Obama's reassuring hypocrisy on Libya

The president is doing the right thing in the Middle East — and saying the opposite

David Frum

And people say George W. Bush lied about Iraq!

President Obama’s campaign in Libya may be the most deceptively sold U.S. military policy since Franklin Roosevelt’s “all aid short of war” policy in World War II.
 
In his speech to the nation Monday night, the President Obama described a military action in Libya where:

  • The main U.S. military commitment has already ended

  • NATO is relieving the U.S. of operational responsibility

  • The U.S. mission is limited to protecting civilian populations

  • The U.S. goal is strictly humanitarian

  • And the U.S. takes no view about Libya’s future government beyond a vague preference that Moammar Gadhafi move on

As described, this is a preposterous policy. Fortunately, the president is giving every sign of not believing a word of it.

The Libyan war takes the Bush frailty to extremes: The explanations are laughable on their face — but the policy seems astute and promising.

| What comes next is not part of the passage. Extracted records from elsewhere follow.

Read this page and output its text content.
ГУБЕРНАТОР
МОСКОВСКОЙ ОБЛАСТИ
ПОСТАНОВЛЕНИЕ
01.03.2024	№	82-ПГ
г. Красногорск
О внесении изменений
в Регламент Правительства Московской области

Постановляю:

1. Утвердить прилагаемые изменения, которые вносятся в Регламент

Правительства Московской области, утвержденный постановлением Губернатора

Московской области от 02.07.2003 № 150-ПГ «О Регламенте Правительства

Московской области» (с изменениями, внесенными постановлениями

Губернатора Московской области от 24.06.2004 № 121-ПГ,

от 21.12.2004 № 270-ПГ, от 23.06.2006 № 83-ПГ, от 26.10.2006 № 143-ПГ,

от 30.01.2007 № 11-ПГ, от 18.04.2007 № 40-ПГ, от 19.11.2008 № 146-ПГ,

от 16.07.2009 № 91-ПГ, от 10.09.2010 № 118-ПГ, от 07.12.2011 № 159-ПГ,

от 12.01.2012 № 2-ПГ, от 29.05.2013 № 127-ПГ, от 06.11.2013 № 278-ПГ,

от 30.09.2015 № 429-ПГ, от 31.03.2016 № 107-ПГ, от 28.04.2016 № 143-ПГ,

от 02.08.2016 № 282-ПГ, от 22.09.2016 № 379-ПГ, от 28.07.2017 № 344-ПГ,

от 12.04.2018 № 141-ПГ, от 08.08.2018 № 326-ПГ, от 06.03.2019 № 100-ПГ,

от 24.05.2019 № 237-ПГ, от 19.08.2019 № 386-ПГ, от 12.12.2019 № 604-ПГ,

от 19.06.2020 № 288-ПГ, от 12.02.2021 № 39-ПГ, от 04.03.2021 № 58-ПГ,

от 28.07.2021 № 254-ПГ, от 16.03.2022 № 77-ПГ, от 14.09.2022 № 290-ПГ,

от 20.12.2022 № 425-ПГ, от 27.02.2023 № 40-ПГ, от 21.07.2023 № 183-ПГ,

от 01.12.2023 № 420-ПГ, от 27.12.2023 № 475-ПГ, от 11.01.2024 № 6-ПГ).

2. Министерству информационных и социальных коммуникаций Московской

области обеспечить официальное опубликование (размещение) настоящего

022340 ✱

In fact, the U.S. commitment continues, and will likely enlarge. And despite the president’s statement that no U.S. “ground forces” will enter Libya, does anybody doubt that — as in Afghanistan in 2001 — U.S. personnel are present “on the ground”?

Any large-scale NATO operation is inescapably U.S.-led. The NATO commander in charge of the Libyan operation is a Canadian three-star general. With all due respect to the heroic military traditions of my native land, it is not very likely that a Canadian three-star is running a war involving large U.S., French, and British military assets.

We all know that the U.S. mission is aimed at the overthrow of Gadhafi. The U.S. is engaged in sophisticated propaganda operations urging Gadhafi's troops to turn on him. And it’s reported that the U.S. is negotiating with Gadhafi about a secure exit from Libya.

The U.S. mission is as deeply concerned with European energy security as with Libya's unfolding humanitarian crisis. Critics correctly point out that the U.S. has managed to ignore many other humanitarian crises — and is, in fact, ignoring one right now in Ivory Coast. This particular crisis is occurring in a country from which NATO ally Italy buys more than one-fifth of its net oil imports, and in which Britain has very large investments. We are not going to war for oil. But we very rarely go to war without oil.

And of course, the Obama administration is obviously very concerned about unintentionally bringing Islamic radicals to power in Libya. Unlike the Sarkozy government, the Obama administration has not recognized the rebels as the legitimate government of the country. It is instead proposing a conference at which various factions will be present — and at which Western governments will have more scope to pick and choose, as happened in Afghanistan after the overthrow of the Taliban. By concentrating on the air war, and providing only limited help to the rebels on the ground, the Obama administration keeps the rebels weak and maximizes NATO’s relative sway over Libya’s future.

Henry Kissinger used to contrast the George W. Bush and Clinton administrations: “Under Clinton, the explanations were much better than the policies; under Bush, the policies were always much better than the explanations.”

The Libyan war takes the Bush frailty to extremes: The explanations are laughable on their face — but the policy seems astute and promising.

Oscar Wilde has one of his characters remark to another: “I hope you have not been leading a double life, pretending to be wicked and being really good all the time. That would be hypocrisy.” In that sense, the contrast between this president’s actions in Libya and his justifications is hypocrisy at its most shameless — and most welcome.